DUVAL Charles François Maris

 

Né à Rennes le 2 février 1750, décédé à Huy (Belgique le 25 août 1829. Fils d'un conseiller du roi, lui-même conseiller du roi, il était assesseur de la maréchaussée de Rennes en 1780 et fut nommé juge au tribunal de Vitré en 1791. Elu à la Législative, puis à la Convention par l'Ille-et-Vilaine, il vota la mort du roi. Resté neutre dans la lutte entre Montagards et Girondins, il parut fort peu à la Convention, car il avait fondé en 1792 le journal des hommes libres de tous les pays et s'y consacrait entièrement. Secrétaire de la Convention le 22 octobre 1793, il devint ensuite celui du club des Jacobins (18 janvier 1794).
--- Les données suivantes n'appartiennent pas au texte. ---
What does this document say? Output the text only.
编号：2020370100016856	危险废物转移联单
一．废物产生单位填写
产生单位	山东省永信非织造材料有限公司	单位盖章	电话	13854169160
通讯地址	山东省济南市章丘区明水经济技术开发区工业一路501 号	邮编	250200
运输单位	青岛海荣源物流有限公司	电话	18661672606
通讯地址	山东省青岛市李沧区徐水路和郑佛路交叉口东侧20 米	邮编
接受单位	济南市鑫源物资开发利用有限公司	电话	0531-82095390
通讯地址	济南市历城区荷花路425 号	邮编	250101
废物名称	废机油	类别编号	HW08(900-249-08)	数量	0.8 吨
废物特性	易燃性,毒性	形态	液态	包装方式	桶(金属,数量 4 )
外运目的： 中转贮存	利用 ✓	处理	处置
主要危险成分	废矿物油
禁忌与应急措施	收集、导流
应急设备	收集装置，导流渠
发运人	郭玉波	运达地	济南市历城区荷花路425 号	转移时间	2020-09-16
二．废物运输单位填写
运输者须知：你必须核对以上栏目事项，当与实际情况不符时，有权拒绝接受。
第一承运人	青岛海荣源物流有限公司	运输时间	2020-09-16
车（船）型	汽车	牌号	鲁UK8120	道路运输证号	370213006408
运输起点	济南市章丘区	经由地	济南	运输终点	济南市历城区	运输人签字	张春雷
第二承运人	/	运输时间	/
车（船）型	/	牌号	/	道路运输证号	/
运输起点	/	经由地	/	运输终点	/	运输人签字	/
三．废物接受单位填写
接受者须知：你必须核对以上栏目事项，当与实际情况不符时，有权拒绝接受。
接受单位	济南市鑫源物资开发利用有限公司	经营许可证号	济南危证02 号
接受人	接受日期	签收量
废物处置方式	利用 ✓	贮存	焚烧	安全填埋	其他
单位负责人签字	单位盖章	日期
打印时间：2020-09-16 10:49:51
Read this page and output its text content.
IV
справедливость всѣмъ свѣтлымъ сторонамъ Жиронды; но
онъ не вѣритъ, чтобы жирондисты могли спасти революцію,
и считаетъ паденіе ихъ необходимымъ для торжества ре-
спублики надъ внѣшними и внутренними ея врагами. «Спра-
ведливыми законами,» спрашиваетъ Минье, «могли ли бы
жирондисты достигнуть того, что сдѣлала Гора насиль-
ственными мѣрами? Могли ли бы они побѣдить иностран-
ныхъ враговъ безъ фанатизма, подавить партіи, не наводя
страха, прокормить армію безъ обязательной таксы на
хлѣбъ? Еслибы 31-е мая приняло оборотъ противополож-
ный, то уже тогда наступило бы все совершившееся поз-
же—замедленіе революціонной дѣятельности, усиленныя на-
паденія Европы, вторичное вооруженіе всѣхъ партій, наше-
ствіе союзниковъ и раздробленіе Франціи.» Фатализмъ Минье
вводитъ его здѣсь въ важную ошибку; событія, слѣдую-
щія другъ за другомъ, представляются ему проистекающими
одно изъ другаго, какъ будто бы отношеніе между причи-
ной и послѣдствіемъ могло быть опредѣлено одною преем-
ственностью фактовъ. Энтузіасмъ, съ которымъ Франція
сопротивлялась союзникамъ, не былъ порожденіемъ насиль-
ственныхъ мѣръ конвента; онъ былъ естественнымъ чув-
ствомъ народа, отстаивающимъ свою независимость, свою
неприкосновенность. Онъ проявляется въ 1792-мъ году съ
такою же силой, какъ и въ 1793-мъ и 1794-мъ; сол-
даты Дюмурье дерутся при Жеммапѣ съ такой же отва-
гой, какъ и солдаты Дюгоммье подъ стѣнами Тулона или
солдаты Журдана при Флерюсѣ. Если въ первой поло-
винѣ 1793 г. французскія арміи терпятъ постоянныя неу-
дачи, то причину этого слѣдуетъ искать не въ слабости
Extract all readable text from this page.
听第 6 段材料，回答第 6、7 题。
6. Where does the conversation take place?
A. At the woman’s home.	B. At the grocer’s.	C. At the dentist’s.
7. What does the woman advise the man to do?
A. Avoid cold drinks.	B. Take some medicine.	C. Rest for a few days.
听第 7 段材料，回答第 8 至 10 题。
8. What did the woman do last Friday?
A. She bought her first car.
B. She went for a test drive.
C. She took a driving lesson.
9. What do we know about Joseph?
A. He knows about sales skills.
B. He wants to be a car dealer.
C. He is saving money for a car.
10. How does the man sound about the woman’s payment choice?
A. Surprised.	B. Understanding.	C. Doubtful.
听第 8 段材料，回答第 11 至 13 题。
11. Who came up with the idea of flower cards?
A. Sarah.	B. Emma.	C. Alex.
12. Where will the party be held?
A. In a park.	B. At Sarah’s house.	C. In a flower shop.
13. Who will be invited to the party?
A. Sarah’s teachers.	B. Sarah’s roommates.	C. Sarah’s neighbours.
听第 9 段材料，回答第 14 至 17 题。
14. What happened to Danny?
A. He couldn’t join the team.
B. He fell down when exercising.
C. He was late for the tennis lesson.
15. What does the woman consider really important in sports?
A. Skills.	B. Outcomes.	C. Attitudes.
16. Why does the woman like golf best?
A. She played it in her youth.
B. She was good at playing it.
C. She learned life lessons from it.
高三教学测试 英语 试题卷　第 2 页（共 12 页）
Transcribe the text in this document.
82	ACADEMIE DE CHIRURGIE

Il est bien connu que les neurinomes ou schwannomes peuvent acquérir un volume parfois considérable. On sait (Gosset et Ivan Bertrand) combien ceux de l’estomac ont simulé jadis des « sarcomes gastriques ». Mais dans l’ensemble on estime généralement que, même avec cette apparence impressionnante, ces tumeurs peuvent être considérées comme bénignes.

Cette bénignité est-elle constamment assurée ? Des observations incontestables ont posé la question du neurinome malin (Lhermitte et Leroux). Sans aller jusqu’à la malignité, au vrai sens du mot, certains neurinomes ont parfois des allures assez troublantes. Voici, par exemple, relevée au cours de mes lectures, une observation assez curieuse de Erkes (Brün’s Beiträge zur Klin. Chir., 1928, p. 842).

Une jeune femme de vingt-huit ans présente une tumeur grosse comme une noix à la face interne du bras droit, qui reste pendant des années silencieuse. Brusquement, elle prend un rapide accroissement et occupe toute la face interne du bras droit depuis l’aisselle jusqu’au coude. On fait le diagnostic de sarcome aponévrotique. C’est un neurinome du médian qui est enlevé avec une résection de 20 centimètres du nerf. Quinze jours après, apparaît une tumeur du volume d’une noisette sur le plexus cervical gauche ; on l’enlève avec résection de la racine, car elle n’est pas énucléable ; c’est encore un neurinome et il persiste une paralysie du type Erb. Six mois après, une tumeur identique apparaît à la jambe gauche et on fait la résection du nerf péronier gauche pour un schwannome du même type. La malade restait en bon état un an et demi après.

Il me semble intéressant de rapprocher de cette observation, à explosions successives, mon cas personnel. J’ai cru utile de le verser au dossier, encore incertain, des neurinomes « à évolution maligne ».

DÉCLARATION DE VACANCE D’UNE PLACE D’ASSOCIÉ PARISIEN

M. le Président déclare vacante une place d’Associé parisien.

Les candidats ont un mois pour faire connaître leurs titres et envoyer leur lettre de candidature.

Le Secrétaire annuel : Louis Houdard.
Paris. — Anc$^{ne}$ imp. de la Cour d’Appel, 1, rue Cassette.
Après le 9 Thermidor, il refusa de faire partie de la commission chargée d'inventorier les papiers de Robespierre au prétexte qu'il était "surchargé de travaux". Réélu au Corps législatif par le département du Nord, il siégea aux Cinq-Cents et remercia ses électeurs en ces termes :" Je suis entré à la Convention avec un coeur pur, j'en suis sorti les mains nettes". Son journal supprimé par le Directoire, il continua de paraitre sous plusieurs autres titres. Duval occupa divers postes aux armées, et fut chargé d'un échange de prisonniers avec l'Angleterre. Révoqué le 21 brumaire à la suite de l'attentat contre le premier consul auquel on le soupçonna d'avoir participé, il fut menacé d'arrestation et se cacha chez un ami dans la vallée de Montmorency. Grâce à ses appuis, il obtint une place de chef de bureau aux Contributions indirectes en 1804. Mais ayant signé l'Acte additionnel aux Cents-Jours, il dut partir en exil et se fixa en Belgique.